When we talk about burrata, we think of the culinary traditions of some Southern Italian regions, which use this element to make recipes tastier. You can get the best burrata at the burrata house, Los Angeles.
Burrata is a spun paste cheese that is produced with cow's milk, sometimes even buffalo milk. But what makes this cheese special is its double structure -- given by both the outer part which is made of mozzarella paste, and the inner part which is soft and composed of very good cream and frayed mozzarella.
Given that we talk about burrata especially in the Apulian culinary tradition. This appeared for the first time in the 1930s at a farm in Andria, thanks to the work of master cheesemakers who wanted to reuse the leftovers of production to reduce waste. Therefore, they were the first to have the idea of mixing the remains of the spun dough with cream and then wrapping it all in a mozzarella wrapper.
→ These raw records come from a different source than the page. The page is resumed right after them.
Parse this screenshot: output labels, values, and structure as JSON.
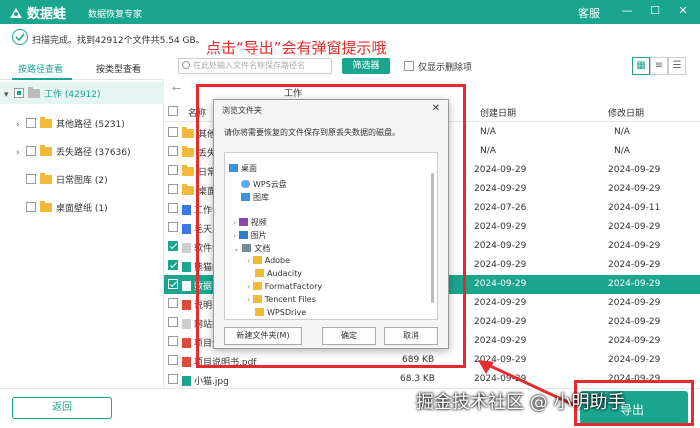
{
  "app": {
    "title": "数据蛙",
    "subtitle": "数据恢复专家",
    "support": "客服",
    "min": "—",
    "max": "☐",
    "close": "✕"
  },
  "status": {
    "text": "扫描完成。找到42912个文件共5.54 GB。"
  },
  "annotation": "点击“导出”会有弹窗提示哦",
  "tabs": {
    "by_path": "按路径查看",
    "by_type": "按类型查看"
  },
  "tree": [
    {
      "label": "工作 (42912)"
    },
    {
      "label": "其他路径 (5231)"
    },
    {
      "label": "丢失路径 (37636)"
    },
    {
      "label": "日常图库 (2)"
    },
    {
      "label": "桌面壁纸 (1)"
    }
  ],
  "toolbar": {
    "search_placeholder": "在此处输入文件名称保存路径名",
    "filter": "筛选器",
    "show_deleted": "仅显示删除项"
  },
  "nav": {
    "back": "←",
    "path": "工作"
  },
  "table": {
    "headers": {
      "name": "名称",
      "created": "创建日期",
      "modified": "修改日期"
    },
    "rows": [
      {
        "name": "其他路径",
        "size": "",
        "created": "N/A",
        "modified": "N/A"
      },
      {
        "name": "丢失路径",
        "size": "",
        "created": "N/A",
        "modified": "N/A"
      },
      {
        "name": "日常图库",
        "size": "",
        "created": "2024-09-29",
        "modified": "2024-09-29"
      },
      {
        "name": "桌面壁纸",
        "size": "",
        "created": "2024-09-29",
        "modified": "2024-09-29"
      },
      {
        "name": "工作计划",
        "size": "",
        "created": "2024-07-26",
        "modified": "2024-09-11"
      },
      {
        "name": "毛天人",
        "size": "",
        "created": "2024-09-29",
        "modified": "2024-09-29"
      },
      {
        "name": "软件介绍",
        "size": "",
        "created": "2024-09-29",
        "modified": "2024-09-29"
      },
      {
        "name": "熊猫的",
        "size": "",
        "created": "2024-09-29",
        "modified": "2024-09-29"
      },
      {
        "name": "数据说明",
        "size": "",
        "created": "2024-09-29",
        "modified": "2024-09-29"
      },
      {
        "name": "说明书",
        "size": "",
        "created": "2024-09-29",
        "modified": "2024-09-29"
      },
      {
        "name": "网站数据",
        "size": "",
        "created": "2024-09-29",
        "modified": "2024-09-29"
      },
      {
        "name": "项目说明",
        "size": "",
        "created": "2024-09-29",
        "modified": "2024-09-29"
      },
      {
        "name": "项目说明书.pdf",
        "size": "689 KB",
        "created": "2024-09-29",
        "modified": "2024-09-29"
      },
      {
        "name": "小猫.jpg",
        "size": "68.3 KB",
        "created": "2024-09-29",
        "modified": "2024-09-29"
      }
    ]
  },
  "dialog": {
    "title": "浏览文件夹",
    "message": "请你将需要恢复的文件保存到原丢失数据的磁盘。",
    "items": [
      "桌面",
      "WPS云盘",
      "图库",
      "视频",
      "图片",
      "文档",
      "Adobe",
      "Audacity",
      "FormatFactory",
      "Tencent Files",
      "WPSDrive"
    ],
    "new_folder": "新建文件夹(M)",
    "ok": "确定",
    "cancel": "取消"
  },
  "bottom": {
    "back": "返回",
    "export": "导出"
  },
  "watermark": "掘金技术社区 @ 小明助手",
  "colors": {
    "accent": "#1aa58f",
    "annotation": "#e52b2b"
  }
}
Currently, the burrata is not found only in Puglia, but also throughout Italy and abroad. As a real business emerged through burrata, the buffalo burrata was born as well. In fact, the dairy product is well suited for different recipes and has been successful.
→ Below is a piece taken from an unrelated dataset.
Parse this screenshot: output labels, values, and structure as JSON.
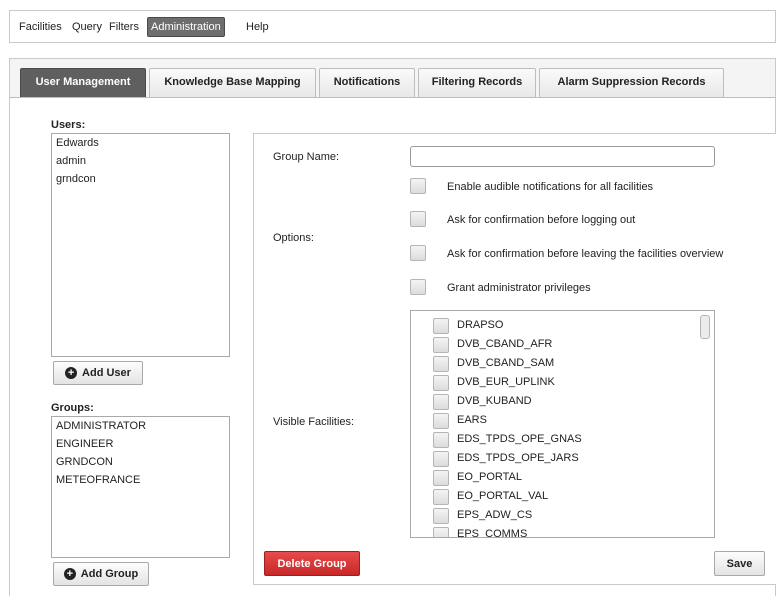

Previously mentioned, the burrata originated South of Italy and has populated the country and the entire world. Its main characteristic is its consistency since it is a cheese with a compact and tender heart -- this makes it very versatile in the kitchen.
Despite being created as a recycled product, today, the burrata has its value and acquired a name of its own. Enough to be used in haute cuisine dishes and not only in those of tradition.
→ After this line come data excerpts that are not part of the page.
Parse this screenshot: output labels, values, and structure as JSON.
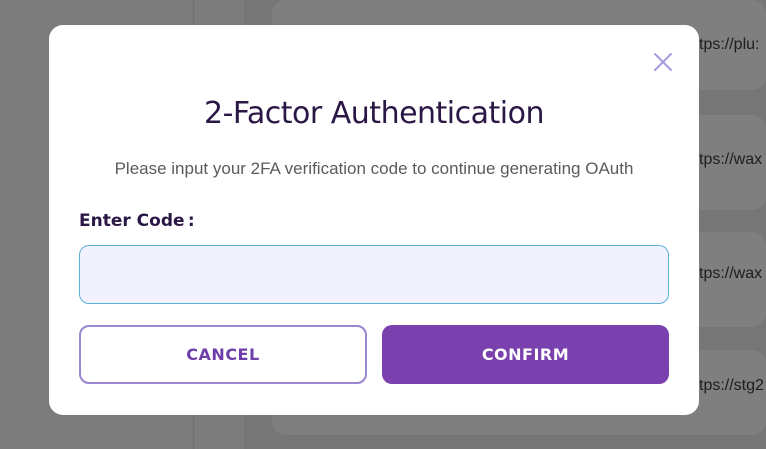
{
  "background": {
    "urls": [
      "tps://plu:",
      "tps://wax",
      "tps://wax",
      "tps://stg2"
    ]
  },
  "modal": {
    "title": "2-Factor Authentication",
    "description": "Please input your 2FA verification code to continue generating OAuth",
    "code_label": "Enter Code :",
    "code_value": "",
    "code_placeholder": "",
    "cancel_label": "CANCEL",
    "confirm_label": "CONFIRM",
    "close_icon": "close-icon"
  },
  "colors": {
    "accent": "#7a40ae",
    "title": "#2a1745",
    "input_border": "#5fb1d8",
    "input_bg": "#f2f2fe"
  }
}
Nutritional Values of the Burrata:
As for nutritional values, burrata is very similar to mozzarella, except its fat content is around 20%. However, thanks to these food proteins of high biological quality, easily assimilable calcium, such as vitamins B1, B2, PP, and A are introduced to our bodies. Furthermore, burrata has sodium, potassium, phosphorus, and all elements that our body needs.
Although it is a high-calorie food, given that 100 grams of the product can also have 350 kcal (depending on the cream being used), the burrata must be consumed and within one's diet in moderation.
Benefits of Dairy Products:
To understand why burrata should be consumed and not demonized due to its calories, it’s important to realize that dairy products do our body a lot of good and the benefits they produce are considerable. We will try to analyze those that are brought by the elements in the burrata.
Let's start by talking about the improvements made to the bone and dental health. Thanks to the nutrients present in burrata and other dairy products, regional or total bone mineralization can be improved, especially during development.
Some studies have shown that women who have consumed little milk and few derivatives during development are more exposed to the risk of bone fractures.
Therefore, it must begin with mineral salts, especially calcium and phosphorus, which form the bone matrix. Vitamin D (whose deficiency can bring various problems), regulates calcium and phosphate homeostasis, while the presence of whey proteins decreases bone resorption.
With regards to dental health, it can be noted that years of studies have clarified the correlation of teeth and the consumption of dairy products such as yogurt and cheese. They play an important role in the protection of dental decay. Therefore, calcium, phosphorus, casein phosphopeptides, and the buffering action on the pH of saliva play an integral role in dental health.
These are benefits that cannot be underestimated in any way, given that they play a fundamental role in our body and health.
Contraindications of Burrata:
Given that, burrata is high in calories, it may not do well in the presence of certain conditions. For example, if you have diabetes you should not eat burrata among other things. Some other foods diabetic people should also avoid are butter, cream, lard, margarine, mature cheeses rich in fat like parmesan, pecorino, burrata, but also taleggio, gorgonzola, Emmental, mascarpone, provolone, etc.
The use of burrata and lactose during pregnancy are quite conflicting. It is important to note that the processing of this dairy product makes it very safe. It passes through the pasteurization of milk which reduces its microbial load. This also adds fermentation with selected ferments and several passages in boiling water. The answer to the question concerning the consumption of burrata during pregnancy can be safe, even if the strong fat should always be kept in mind.
The burrata cannot be consumed by those who have developed an allergy to lactose such as milk and derivatives.